Industry Insight

Customer Education Helps Stall the Latest Cyber Attacks

Financial institutions around the world were frightened again last month by news of a massive attack that siphoned nearly $2.5 billion from commercial accounts held at multiple financial institutions in the U.S., Europe, and Latin America.

While the media scrambled to hype the emerging story, security experts uncovered enough details to identify this attack as a new twist on several well-known commercial account takeover attacks. The new attack merely automated parts of the Zeus and SpyEye malware that had previously required manual intervention. Obviously, the new automated version is more efficient.

Given the uptick in sophistication, our best assumption is that eventually, one or more of these attacks will reach your financial institution. The question is: what can you do to protect against these new incursions on bank security?

The FFIEC’s Supplemental Guidance on Internet Banking Authentication (issued in June 2011) provides a host of sound recommendations. Among them:

  • Dual Authentication of Customers.

  • Layered Security Programs.

  • Control Over Administrative Functions.

  • Device Identification.

  • Customer Awareness and Education

Every financial institution would be wise to consider these recommendations. But another factor looms over the ongoing cybercrime wave: the commercial customer himself.

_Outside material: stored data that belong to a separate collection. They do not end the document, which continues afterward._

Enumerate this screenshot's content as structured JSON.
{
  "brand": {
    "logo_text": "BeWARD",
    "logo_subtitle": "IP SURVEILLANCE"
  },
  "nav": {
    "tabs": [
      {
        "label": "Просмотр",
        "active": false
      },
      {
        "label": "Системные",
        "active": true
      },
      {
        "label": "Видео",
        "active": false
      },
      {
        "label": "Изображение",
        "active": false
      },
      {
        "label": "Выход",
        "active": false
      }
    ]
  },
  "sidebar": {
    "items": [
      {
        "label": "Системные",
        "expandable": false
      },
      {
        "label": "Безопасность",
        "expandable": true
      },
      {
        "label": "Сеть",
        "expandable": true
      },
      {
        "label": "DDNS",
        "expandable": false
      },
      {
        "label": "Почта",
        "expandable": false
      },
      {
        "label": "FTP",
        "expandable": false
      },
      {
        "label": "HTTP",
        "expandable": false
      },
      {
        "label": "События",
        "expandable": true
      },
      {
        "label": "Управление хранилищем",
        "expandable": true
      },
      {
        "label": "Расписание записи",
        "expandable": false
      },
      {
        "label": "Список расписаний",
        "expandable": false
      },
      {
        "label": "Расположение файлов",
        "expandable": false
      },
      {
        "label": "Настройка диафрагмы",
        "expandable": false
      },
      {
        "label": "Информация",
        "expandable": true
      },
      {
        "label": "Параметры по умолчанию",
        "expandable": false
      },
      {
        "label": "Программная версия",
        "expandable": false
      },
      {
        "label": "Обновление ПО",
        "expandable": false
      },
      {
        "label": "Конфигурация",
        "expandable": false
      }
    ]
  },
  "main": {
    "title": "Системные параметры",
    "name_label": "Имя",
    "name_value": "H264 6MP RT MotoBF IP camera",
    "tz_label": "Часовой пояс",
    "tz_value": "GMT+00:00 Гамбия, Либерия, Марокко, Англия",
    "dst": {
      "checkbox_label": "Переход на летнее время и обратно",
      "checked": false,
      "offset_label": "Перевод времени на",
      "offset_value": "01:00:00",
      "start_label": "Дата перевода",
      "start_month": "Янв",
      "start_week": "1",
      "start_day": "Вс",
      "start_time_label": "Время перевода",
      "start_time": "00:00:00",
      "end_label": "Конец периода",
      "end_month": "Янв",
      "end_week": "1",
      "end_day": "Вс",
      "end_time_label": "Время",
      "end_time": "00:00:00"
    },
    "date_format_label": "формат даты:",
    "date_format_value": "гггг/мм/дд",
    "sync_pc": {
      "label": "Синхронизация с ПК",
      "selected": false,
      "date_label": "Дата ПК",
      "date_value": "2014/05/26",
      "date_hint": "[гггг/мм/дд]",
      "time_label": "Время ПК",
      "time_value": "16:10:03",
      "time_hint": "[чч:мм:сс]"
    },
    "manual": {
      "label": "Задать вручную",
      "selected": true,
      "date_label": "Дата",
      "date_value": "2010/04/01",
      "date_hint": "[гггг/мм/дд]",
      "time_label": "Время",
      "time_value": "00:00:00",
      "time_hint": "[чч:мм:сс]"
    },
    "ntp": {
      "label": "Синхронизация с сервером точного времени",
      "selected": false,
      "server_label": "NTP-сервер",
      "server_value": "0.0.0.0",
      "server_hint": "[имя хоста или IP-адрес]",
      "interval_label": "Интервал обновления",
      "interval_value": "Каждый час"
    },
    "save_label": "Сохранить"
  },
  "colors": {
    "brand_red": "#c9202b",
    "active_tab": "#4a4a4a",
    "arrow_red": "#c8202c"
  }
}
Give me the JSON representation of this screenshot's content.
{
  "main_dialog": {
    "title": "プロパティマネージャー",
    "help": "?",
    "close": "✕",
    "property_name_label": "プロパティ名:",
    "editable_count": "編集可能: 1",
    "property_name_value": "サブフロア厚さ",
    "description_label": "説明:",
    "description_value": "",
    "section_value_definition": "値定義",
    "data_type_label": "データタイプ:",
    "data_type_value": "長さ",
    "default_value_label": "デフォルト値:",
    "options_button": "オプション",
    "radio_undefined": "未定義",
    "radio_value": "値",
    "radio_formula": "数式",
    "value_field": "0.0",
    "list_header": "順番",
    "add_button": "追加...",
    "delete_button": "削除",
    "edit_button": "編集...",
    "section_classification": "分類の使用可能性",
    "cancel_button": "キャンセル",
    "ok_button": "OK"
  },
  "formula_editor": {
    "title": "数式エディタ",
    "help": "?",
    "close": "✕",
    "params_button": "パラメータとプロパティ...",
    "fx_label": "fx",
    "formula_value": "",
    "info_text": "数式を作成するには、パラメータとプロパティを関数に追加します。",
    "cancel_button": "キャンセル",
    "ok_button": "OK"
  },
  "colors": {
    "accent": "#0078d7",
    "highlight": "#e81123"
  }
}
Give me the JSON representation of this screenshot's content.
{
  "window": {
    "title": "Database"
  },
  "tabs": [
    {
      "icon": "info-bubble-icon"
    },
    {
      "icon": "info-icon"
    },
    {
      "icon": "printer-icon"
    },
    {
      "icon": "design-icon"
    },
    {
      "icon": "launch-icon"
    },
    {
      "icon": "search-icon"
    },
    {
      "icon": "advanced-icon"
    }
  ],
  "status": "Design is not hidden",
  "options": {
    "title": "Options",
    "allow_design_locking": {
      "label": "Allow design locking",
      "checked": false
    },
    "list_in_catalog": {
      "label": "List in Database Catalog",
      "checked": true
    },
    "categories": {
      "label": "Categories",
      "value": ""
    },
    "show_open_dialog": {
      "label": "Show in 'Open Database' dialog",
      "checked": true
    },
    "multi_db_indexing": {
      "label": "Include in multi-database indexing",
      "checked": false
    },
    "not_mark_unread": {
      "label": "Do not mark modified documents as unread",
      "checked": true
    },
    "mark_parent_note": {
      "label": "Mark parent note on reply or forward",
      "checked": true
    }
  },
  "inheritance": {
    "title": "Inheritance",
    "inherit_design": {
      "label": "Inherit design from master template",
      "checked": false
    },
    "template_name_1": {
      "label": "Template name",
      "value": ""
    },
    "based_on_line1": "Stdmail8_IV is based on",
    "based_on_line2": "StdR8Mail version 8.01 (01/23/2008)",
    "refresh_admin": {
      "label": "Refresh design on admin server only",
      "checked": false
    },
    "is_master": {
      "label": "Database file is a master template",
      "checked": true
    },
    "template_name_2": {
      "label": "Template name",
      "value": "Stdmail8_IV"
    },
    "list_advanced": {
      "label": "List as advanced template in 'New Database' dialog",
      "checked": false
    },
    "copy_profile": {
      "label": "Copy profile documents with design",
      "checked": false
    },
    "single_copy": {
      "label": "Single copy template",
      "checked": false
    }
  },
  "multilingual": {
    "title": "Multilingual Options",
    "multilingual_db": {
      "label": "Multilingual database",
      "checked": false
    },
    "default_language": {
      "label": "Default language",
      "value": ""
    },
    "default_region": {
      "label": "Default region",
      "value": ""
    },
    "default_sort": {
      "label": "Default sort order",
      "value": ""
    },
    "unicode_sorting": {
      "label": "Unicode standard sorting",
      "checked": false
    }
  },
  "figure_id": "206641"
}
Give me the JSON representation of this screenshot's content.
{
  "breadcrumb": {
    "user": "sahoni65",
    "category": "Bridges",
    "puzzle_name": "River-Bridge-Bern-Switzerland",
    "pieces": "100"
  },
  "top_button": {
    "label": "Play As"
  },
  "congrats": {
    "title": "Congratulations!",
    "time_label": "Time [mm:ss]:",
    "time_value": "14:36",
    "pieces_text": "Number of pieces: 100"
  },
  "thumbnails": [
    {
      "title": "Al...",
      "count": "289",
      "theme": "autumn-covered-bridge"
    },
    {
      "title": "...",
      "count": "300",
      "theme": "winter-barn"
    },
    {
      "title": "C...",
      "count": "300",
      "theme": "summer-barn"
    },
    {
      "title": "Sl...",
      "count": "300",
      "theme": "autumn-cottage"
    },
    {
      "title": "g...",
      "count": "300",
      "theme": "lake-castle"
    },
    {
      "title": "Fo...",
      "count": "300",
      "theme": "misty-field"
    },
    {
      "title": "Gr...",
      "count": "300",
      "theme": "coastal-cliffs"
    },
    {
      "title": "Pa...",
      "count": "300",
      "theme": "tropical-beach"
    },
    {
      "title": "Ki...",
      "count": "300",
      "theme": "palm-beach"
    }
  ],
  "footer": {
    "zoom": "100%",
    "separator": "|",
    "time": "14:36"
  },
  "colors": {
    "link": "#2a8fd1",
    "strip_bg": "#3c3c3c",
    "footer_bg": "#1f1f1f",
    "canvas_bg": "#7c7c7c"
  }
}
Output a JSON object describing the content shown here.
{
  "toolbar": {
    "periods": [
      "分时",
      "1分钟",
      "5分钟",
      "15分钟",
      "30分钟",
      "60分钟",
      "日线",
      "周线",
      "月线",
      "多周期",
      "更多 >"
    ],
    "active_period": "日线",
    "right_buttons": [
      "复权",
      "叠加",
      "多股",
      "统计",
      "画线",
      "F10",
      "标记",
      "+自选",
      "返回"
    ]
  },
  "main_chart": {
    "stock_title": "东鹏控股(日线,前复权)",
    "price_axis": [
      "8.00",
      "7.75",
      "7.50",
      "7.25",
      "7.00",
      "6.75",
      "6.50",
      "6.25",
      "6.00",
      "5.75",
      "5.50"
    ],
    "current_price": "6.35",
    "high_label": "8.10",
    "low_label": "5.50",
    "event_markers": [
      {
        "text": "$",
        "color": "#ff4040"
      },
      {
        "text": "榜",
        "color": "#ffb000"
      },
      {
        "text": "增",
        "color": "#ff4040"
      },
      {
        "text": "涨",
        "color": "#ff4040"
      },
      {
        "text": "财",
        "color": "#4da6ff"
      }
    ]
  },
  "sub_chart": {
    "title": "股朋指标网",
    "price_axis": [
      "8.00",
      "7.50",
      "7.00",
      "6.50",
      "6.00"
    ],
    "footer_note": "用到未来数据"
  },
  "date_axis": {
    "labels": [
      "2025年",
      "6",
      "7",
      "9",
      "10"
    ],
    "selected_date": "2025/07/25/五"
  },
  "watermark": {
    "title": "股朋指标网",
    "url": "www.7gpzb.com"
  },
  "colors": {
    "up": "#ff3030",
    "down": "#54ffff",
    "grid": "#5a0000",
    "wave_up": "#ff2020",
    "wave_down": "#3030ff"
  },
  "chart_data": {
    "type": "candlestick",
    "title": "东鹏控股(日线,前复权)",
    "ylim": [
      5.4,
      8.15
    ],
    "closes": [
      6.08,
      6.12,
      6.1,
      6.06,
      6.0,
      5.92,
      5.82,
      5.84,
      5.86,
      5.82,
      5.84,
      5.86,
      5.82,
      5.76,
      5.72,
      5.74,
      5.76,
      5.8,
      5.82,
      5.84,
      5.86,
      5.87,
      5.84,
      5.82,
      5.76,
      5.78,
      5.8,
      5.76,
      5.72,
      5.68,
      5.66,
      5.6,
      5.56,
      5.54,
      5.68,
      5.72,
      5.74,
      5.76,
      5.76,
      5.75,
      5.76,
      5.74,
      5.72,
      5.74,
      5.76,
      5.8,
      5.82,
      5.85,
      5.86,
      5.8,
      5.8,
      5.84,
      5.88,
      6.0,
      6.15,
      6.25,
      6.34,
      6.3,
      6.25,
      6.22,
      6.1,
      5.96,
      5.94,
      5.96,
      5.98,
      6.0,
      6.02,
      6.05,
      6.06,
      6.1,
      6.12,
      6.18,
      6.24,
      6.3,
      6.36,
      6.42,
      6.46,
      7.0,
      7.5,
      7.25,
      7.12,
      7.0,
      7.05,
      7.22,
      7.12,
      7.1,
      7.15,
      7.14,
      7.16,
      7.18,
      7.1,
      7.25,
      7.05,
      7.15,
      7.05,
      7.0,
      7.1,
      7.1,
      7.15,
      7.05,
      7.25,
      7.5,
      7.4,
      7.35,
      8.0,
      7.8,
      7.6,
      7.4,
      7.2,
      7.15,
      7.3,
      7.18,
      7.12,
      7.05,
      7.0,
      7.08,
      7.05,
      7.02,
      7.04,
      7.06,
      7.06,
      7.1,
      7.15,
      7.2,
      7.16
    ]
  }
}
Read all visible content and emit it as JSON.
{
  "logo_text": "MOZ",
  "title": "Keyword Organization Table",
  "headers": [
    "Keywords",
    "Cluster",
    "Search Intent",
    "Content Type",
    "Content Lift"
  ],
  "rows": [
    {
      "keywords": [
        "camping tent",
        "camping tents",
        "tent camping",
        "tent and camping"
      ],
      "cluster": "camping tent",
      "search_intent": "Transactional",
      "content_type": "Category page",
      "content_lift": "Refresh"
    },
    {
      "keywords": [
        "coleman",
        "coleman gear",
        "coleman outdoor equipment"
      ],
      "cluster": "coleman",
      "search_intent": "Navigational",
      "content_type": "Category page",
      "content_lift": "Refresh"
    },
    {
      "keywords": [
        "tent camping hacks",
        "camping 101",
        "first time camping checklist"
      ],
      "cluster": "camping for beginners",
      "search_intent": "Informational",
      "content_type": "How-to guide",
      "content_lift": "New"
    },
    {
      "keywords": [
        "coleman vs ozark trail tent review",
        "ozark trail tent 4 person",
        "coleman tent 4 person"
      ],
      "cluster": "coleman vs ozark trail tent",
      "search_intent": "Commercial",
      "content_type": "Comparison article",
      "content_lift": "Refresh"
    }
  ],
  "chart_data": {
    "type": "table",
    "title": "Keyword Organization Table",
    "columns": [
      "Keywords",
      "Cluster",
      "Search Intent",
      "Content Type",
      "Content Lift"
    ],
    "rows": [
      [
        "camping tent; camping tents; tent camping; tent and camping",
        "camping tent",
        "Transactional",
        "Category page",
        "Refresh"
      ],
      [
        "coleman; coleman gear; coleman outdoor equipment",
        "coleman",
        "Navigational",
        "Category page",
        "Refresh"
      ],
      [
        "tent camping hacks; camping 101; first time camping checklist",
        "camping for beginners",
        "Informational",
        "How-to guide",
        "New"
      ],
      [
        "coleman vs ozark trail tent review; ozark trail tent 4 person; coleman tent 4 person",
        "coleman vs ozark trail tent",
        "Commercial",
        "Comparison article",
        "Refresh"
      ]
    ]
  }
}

The Financial Services Information Sharing and Analysis Center (FS-ISAC), NACHA, and the FTC have published a wealth of material about commercial account takeovers since 2009. These groups have long recognized that many safeguards against these threats fall under the control of the commercial customer.

Many of the Zeus infections that resulted in corporate account takeovers stem from the improper use of the customer’s PC for online banking. To combat these risks, FS-ISAC and NACHA released a joint publication on August 24, 2009 titled “Account Hijacking of Corporate Customers – Recommendations for Customer Education.”

This document lists 24 recommendations for business and corporate customers that the authors believed would help reduce the risk of corporate account takeover. They are still valid today:

  • Use a dedicated, stand-alone, “hardened” PC for all online banking. Email and general internet browsing should not be conducted on this PC. The idea here is to prevent a Zeus infection, thereby significantly lowering the risk of fraud.

  • Reconcile all banking transactions on a daily basis. Early detection of fraudulent transactions provides a better chance for the firm to recover stolen funds.

  • Implement a dual-control process for all financial transactions. Businesses should set up their employees within the system so that one employee has rights to enter a transaction, and a different employee must approve the transaction before it occurs.

  • Make use of the dual-factor authentication options offered by the financial institution. If these options include a dynamic password token or something similar, implement that immediately.

  • Take advantage of transaction limits. They can limit financial losses should criminals begin to initiate fraudulent transactions.

  • Install antivirus on the online banking PC and keep it up-to-date. Although some Zeus variants have yet to be identified, a number of variants have already been recognized by the leading antivirus vendors.

  • Limit administrative rights on the online banking PC. The ID that employees use to access the online banking PC should not have administrative rights. This will make it more difficult for malware to get installed.

There are many more recommendations in the FS-ISAC document to be considered by your commercial customer. One way to get those recommendations into your customers’ hands might be to convert them into a questionnaire that your commercial bankers can bring to their customers on a site visit.

Community banks and credit unions regularly pride themselves on their personal attention and proactive service. Visiting your commercial customer with a questionnaire such as the one suggested above might do more than showcase your personal touch and commitment to their well-being; they might actually help these customers avoid a cyber attack.

Many security articles today focus on technical and regulatory approaches to combating the latest security challenges. Fewer articles focus on the customer’s role in preventing a malware infection from occurring in the first place.  Experience tells us that an ounce of prevention is worth a pound of cure.